Competitors risk 'negative margin' without offering USP on top of storage offering, warns Sam Schillace

Dropbox and Google are playing a "loser's game" with their enterprise storage models, while Windows' model is lagging at least eight years behind the rest of the industry, Box's VP of engineering has told Computing.

Sam Schillace makes these outspoken comments while outlining the company's current philosophy on building up its platform offerings that seeks to move above and beyond simply offering storage, which it now offers for free on any enterprise contract.

"We have a fairly unique take on the market," says Schillace.

"A lot of the Dropboxes and Googles of the world are very broad consumer products that are not particularly differentiated and are more focused on asking, ‘How cheaply can I give you hard disks?'."

"That's a loser's game, right? That's going to go to negative margin, if it isn't already."

Instead, Schillace believes cloud storage providers now need to offer more to differentiate themselves from the competition - and are quite free to innovate in a $30bn industry that Box is still just a small part of.

"I still believe there's plenty of room. Fundamentally, we're in the business of helping businesses deal with their most valuable asset, which is their content. Well, after their people," Schillace says.

"But content is the heart of what a business is. There's just an infinite amount of stuff of value you can add on top of that; there's security, governance, all kinds of stuff. And the market is $30bn a year, depending on how you count, and we're much smaller than that. So there's plenty of room."

Straddling the line between consumer and enterprise thinking is still very much what Box is about, explains Schillace, and aiming products not just at CIOs, but at a growing army of BYOD-toting workers is key to a win.

"Our enterprise competitors are classic enterprise products that aren't very exciting to use," he suggests.

"They're designed for CIOs exclusively. We believe you have to sit in the middle. If people bring their own device into the office every day, they're not going to want to use some piece of crap that their boss told them to use if there's an alternative to use on the mobile phone."

Schillace says Box development teams are currently focused on Box Notes, which launched in September 2013 and, Schillace freely admits, does not yet have much to differentiate it from Google Docs (which he, of course, indirectly created himself, as Google acquired his Writely product in 2006).

"Cloud's a given now, and it's combined with mobile. Our guys are trying to figure out what's the next step - do you turn it inside out and make it more about people, with a document as a side-effect - do you say a document is no longer a linear thing anymore, and it's just pieces?"

A document, states Schillace, is not - and never was - about "saving stuff for your personal benefit".

"It's a business communication function. Nobody gives a shit about the ‘document' anymore - I think we've been stripping away artifice [such as formal letter-writing] in the document for the past 20 to 30 years because it's no longer important. It was just a crutch because of the transaction cost per letter when it was still done on typewriters.
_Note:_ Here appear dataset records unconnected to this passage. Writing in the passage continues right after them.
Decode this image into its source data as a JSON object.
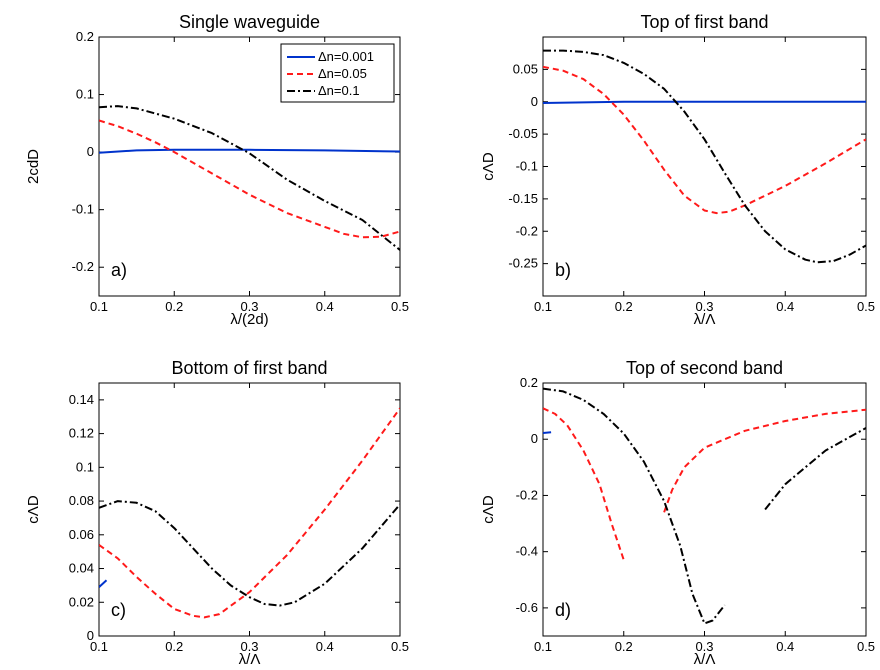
{
  "figure": {
    "background": "#ffffff"
  },
  "chart_data": [
    {
      "type": "line",
      "title": "Single waveguide",
      "xlabel": "λ/(2d)",
      "ylabel": "2cdD",
      "panel_tag": "a)",
      "xlim": [
        0.1,
        0.5
      ],
      "ylim": [
        -0.25,
        0.2
      ],
      "xticks": [
        0.1,
        0.2,
        0.3,
        0.4,
        0.5
      ],
      "xtick_labels": [
        "0.1",
        "0.2",
        "0.3",
        "0.4",
        "0.5"
      ],
      "yticks": [
        -0.2,
        -0.1,
        0,
        0.1,
        0.2
      ],
      "ytick_labels": [
        "-0.2",
        "-0.1",
        "0",
        "0.1",
        "0.2"
      ],
      "grid": false,
      "legend": {
        "position": "top-right",
        "entries": [
          {
            "label": "Δn=0.001",
            "color": "#0033cc",
            "style": "solid"
          },
          {
            "label": "Δn=0.05",
            "color": "#ff1a1a",
            "style": "dashed"
          },
          {
            "label": "Δn=0.1",
            "color": "#000000",
            "style": "dashdot"
          }
        ]
      },
      "series": [
        {
          "name": "Δn=0.001",
          "color": "#0033cc",
          "style": "solid",
          "segments": [
            [
              [
                0.1,
                -0.001
              ],
              [
                0.15,
                0.003
              ],
              [
                0.2,
                0.004
              ],
              [
                0.3,
                0.004
              ],
              [
                0.4,
                0.003
              ],
              [
                0.5,
                0.001
              ]
            ]
          ]
        },
        {
          "name": "Δn=0.05",
          "color": "#ff1a1a",
          "style": "dashed",
          "segments": [
            [
              [
                0.1,
                0.055
              ],
              [
                0.125,
                0.045
              ],
              [
                0.15,
                0.032
              ],
              [
                0.175,
                0.017
              ],
              [
                0.2,
                0.0
              ],
              [
                0.25,
                -0.037
              ],
              [
                0.3,
                -0.074
              ],
              [
                0.35,
                -0.106
              ],
              [
                0.4,
                -0.13
              ],
              [
                0.425,
                -0.142
              ],
              [
                0.45,
                -0.148
              ],
              [
                0.475,
                -0.147
              ],
              [
                0.5,
                -0.138
              ]
            ]
          ]
        },
        {
          "name": "Δn=0.1",
          "color": "#000000",
          "style": "dashdot",
          "segments": [
            [
              [
                0.1,
                0.078
              ],
              [
                0.125,
                0.08
              ],
              [
                0.15,
                0.076
              ],
              [
                0.2,
                0.058
              ],
              [
                0.25,
                0.033
              ],
              [
                0.3,
                -0.002
              ],
              [
                0.35,
                -0.048
              ],
              [
                0.4,
                -0.085
              ],
              [
                0.45,
                -0.118
              ],
              [
                0.5,
                -0.17
              ]
            ]
          ]
        }
      ]
    },
    {
      "type": "line",
      "title": "Top of first band",
      "xlabel": "λ/Λ",
      "ylabel": "cΛD",
      "panel_tag": "b)",
      "xlim": [
        0.1,
        0.5
      ],
      "ylim": [
        -0.3,
        0.1
      ],
      "xticks": [
        0.1,
        0.2,
        0.3,
        0.4,
        0.5
      ],
      "xtick_labels": [
        "0.1",
        "0.2",
        "0.3",
        "0.4",
        "0.5"
      ],
      "yticks": [
        -0.25,
        -0.2,
        -0.15,
        -0.1,
        -0.05,
        0,
        0.05
      ],
      "ytick_labels": [
        "-0.25",
        "-0.2",
        "-0.15",
        "-0.1",
        "-0.05",
        "0",
        "0.05"
      ],
      "grid": false,
      "series": [
        {
          "name": "Δn=0.001",
          "color": "#0033cc",
          "style": "solid",
          "segments": [
            [
              [
                0.1,
                -0.002
              ],
              [
                0.15,
                -0.001
              ],
              [
                0.2,
                0.0
              ],
              [
                0.3,
                0.0
              ],
              [
                0.4,
                0.0
              ],
              [
                0.5,
                0.0
              ]
            ]
          ]
        },
        {
          "name": "Δn=0.05",
          "color": "#ff1a1a",
          "style": "dashed",
          "segments": [
            [
              [
                0.1,
                0.054
              ],
              [
                0.125,
                0.048
              ],
              [
                0.15,
                0.035
              ],
              [
                0.175,
                0.012
              ],
              [
                0.2,
                -0.02
              ],
              [
                0.225,
                -0.06
              ],
              [
                0.25,
                -0.105
              ],
              [
                0.275,
                -0.145
              ],
              [
                0.3,
                -0.168
              ],
              [
                0.315,
                -0.172
              ],
              [
                0.33,
                -0.17
              ],
              [
                0.35,
                -0.16
              ],
              [
                0.4,
                -0.13
              ],
              [
                0.45,
                -0.095
              ],
              [
                0.5,
                -0.058
              ]
            ]
          ]
        },
        {
          "name": "Δn=0.1",
          "color": "#000000",
          "style": "dashdot",
          "segments": [
            [
              [
                0.1,
                0.079
              ],
              [
                0.125,
                0.079
              ],
              [
                0.15,
                0.077
              ],
              [
                0.175,
                0.072
              ],
              [
                0.2,
                0.06
              ],
              [
                0.225,
                0.043
              ],
              [
                0.25,
                0.02
              ],
              [
                0.275,
                -0.015
              ],
              [
                0.3,
                -0.058
              ],
              [
                0.325,
                -0.11
              ],
              [
                0.35,
                -0.16
              ],
              [
                0.375,
                -0.2
              ],
              [
                0.4,
                -0.228
              ],
              [
                0.425,
                -0.244
              ],
              [
                0.44,
                -0.248
              ],
              [
                0.46,
                -0.246
              ],
              [
                0.48,
                -0.236
              ],
              [
                0.5,
                -0.222
              ]
            ]
          ]
        }
      ]
    },
    {
      "type": "line",
      "title": "Bottom of first band",
      "xlabel": "λ/Λ",
      "ylabel": "cΛD",
      "panel_tag": "c)",
      "xlim": [
        0.1,
        0.5
      ],
      "ylim": [
        0,
        0.15
      ],
      "xticks": [
        0.1,
        0.2,
        0.3,
        0.4,
        0.5
      ],
      "xtick_labels": [
        "0.1",
        "0.2",
        "0.3",
        "0.4",
        "0.5"
      ],
      "yticks": [
        0,
        0.02,
        0.04,
        0.06,
        0.08,
        0.1,
        0.12,
        0.14
      ],
      "ytick_labels": [
        "0",
        "0.02",
        "0.04",
        "0.06",
        "0.08",
        "0.1",
        "0.12",
        "0.14"
      ],
      "grid": false,
      "series": [
        {
          "name": "Δn=0.001",
          "color": "#0033cc",
          "style": "solid",
          "segments": [
            [
              [
                0.1,
                0.029
              ],
              [
                0.11,
                0.033
              ]
            ]
          ]
        },
        {
          "name": "Δn=0.05",
          "color": "#ff1a1a",
          "style": "dashed",
          "segments": [
            [
              [
                0.1,
                0.054
              ],
              [
                0.125,
                0.046
              ],
              [
                0.15,
                0.035
              ],
              [
                0.175,
                0.025
              ],
              [
                0.2,
                0.016
              ],
              [
                0.225,
                0.012
              ],
              [
                0.24,
                0.011
              ],
              [
                0.26,
                0.013
              ],
              [
                0.3,
                0.026
              ],
              [
                0.35,
                0.048
              ],
              [
                0.4,
                0.075
              ],
              [
                0.45,
                0.104
              ],
              [
                0.5,
                0.135
              ]
            ]
          ]
        },
        {
          "name": "Δn=0.1",
          "color": "#000000",
          "style": "dashdot",
          "segments": [
            [
              [
                0.1,
                0.076
              ],
              [
                0.125,
                0.08
              ],
              [
                0.15,
                0.079
              ],
              [
                0.175,
                0.074
              ],
              [
                0.2,
                0.064
              ],
              [
                0.225,
                0.052
              ],
              [
                0.25,
                0.04
              ],
              [
                0.275,
                0.03
              ],
              [
                0.3,
                0.023
              ],
              [
                0.32,
                0.019
              ],
              [
                0.34,
                0.018
              ],
              [
                0.36,
                0.02
              ],
              [
                0.4,
                0.031
              ],
              [
                0.45,
                0.052
              ],
              [
                0.5,
                0.078
              ]
            ]
          ]
        }
      ]
    },
    {
      "type": "line",
      "title": "Top of second band",
      "xlabel": "λ/Λ",
      "ylabel": "cΛD",
      "panel_tag": "d)",
      "xlim": [
        0.1,
        0.5
      ],
      "ylim": [
        -0.7,
        0.2
      ],
      "xticks": [
        0.1,
        0.2,
        0.3,
        0.4,
        0.5
      ],
      "xtick_labels": [
        "0.1",
        "0.2",
        "0.3",
        "0.4",
        "0.5"
      ],
      "yticks": [
        -0.6,
        -0.4,
        -0.2,
        0,
        0.2
      ],
      "ytick_labels": [
        "-0.6",
        "-0.4",
        "-0.2",
        "0",
        "0.2"
      ],
      "grid": false,
      "series": [
        {
          "name": "Δn=0.001",
          "color": "#0033cc",
          "style": "solid",
          "segments": [
            [
              [
                0.1,
                0.022
              ],
              [
                0.11,
                0.025
              ]
            ]
          ]
        },
        {
          "name": "Δn=0.05",
          "color": "#ff1a1a",
          "style": "dashed",
          "segments": [
            [
              [
                0.1,
                0.11
              ],
              [
                0.115,
                0.09
              ],
              [
                0.13,
                0.05
              ],
              [
                0.15,
                -0.04
              ],
              [
                0.17,
                -0.16
              ],
              [
                0.185,
                -0.3
              ],
              [
                0.2,
                -0.43
              ]
            ],
            [
              [
                0.25,
                -0.26
              ],
              [
                0.26,
                -0.18
              ],
              [
                0.275,
                -0.1
              ],
              [
                0.3,
                -0.03
              ],
              [
                0.35,
                0.03
              ],
              [
                0.4,
                0.065
              ],
              [
                0.45,
                0.09
              ],
              [
                0.5,
                0.105
              ]
            ]
          ]
        },
        {
          "name": "Δn=0.1",
          "color": "#000000",
          "style": "dashdot",
          "segments": [
            [
              [
                0.1,
                0.18
              ],
              [
                0.125,
                0.17
              ],
              [
                0.15,
                0.14
              ],
              [
                0.175,
                0.09
              ],
              [
                0.2,
                0.02
              ],
              [
                0.225,
                -0.08
              ],
              [
                0.25,
                -0.22
              ],
              [
                0.27,
                -0.38
              ],
              [
                0.285,
                -0.55
              ],
              [
                0.3,
                -0.655
              ],
              [
                0.31,
                -0.645
              ],
              [
                0.325,
                -0.59
              ]
            ],
            [
              [
                0.375,
                -0.25
              ],
              [
                0.4,
                -0.16
              ],
              [
                0.425,
                -0.1
              ],
              [
                0.45,
                -0.04
              ],
              [
                0.475,
                0.0
              ],
              [
                0.5,
                0.04
              ]
            ]
          ]
        }
      ]
    }
  ]
}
"I was meeting a journalist recently and he was running late," Schillace says, "and I texted him to ask him where he was, and he just replied 'minute'. And to me, that's a business document in itself."

Referring to Microsoft's ongoing thinking on cloud-hosting its document creation and collaboration services, Schillace says the company is still "eight years behind what I was doing at Google" - which in itself was over two years ago.

"When I was at Google, they couldn't form a coherent sentence about Box during the first two years of our existence. They'd literally come on stage and say, 'This is stupid, and none of our users will want to use it', and we were like ‘Do you even know what you're saying?'."

Schillace concedes that the Redmond software giant is "getting there now", but "getting there by doing what everyone does - by taking the old paradigm and wrapping it in the new".

"If you're lucky," he says, "you make a 'transcription error' and come up with something, which is what we did, kind of."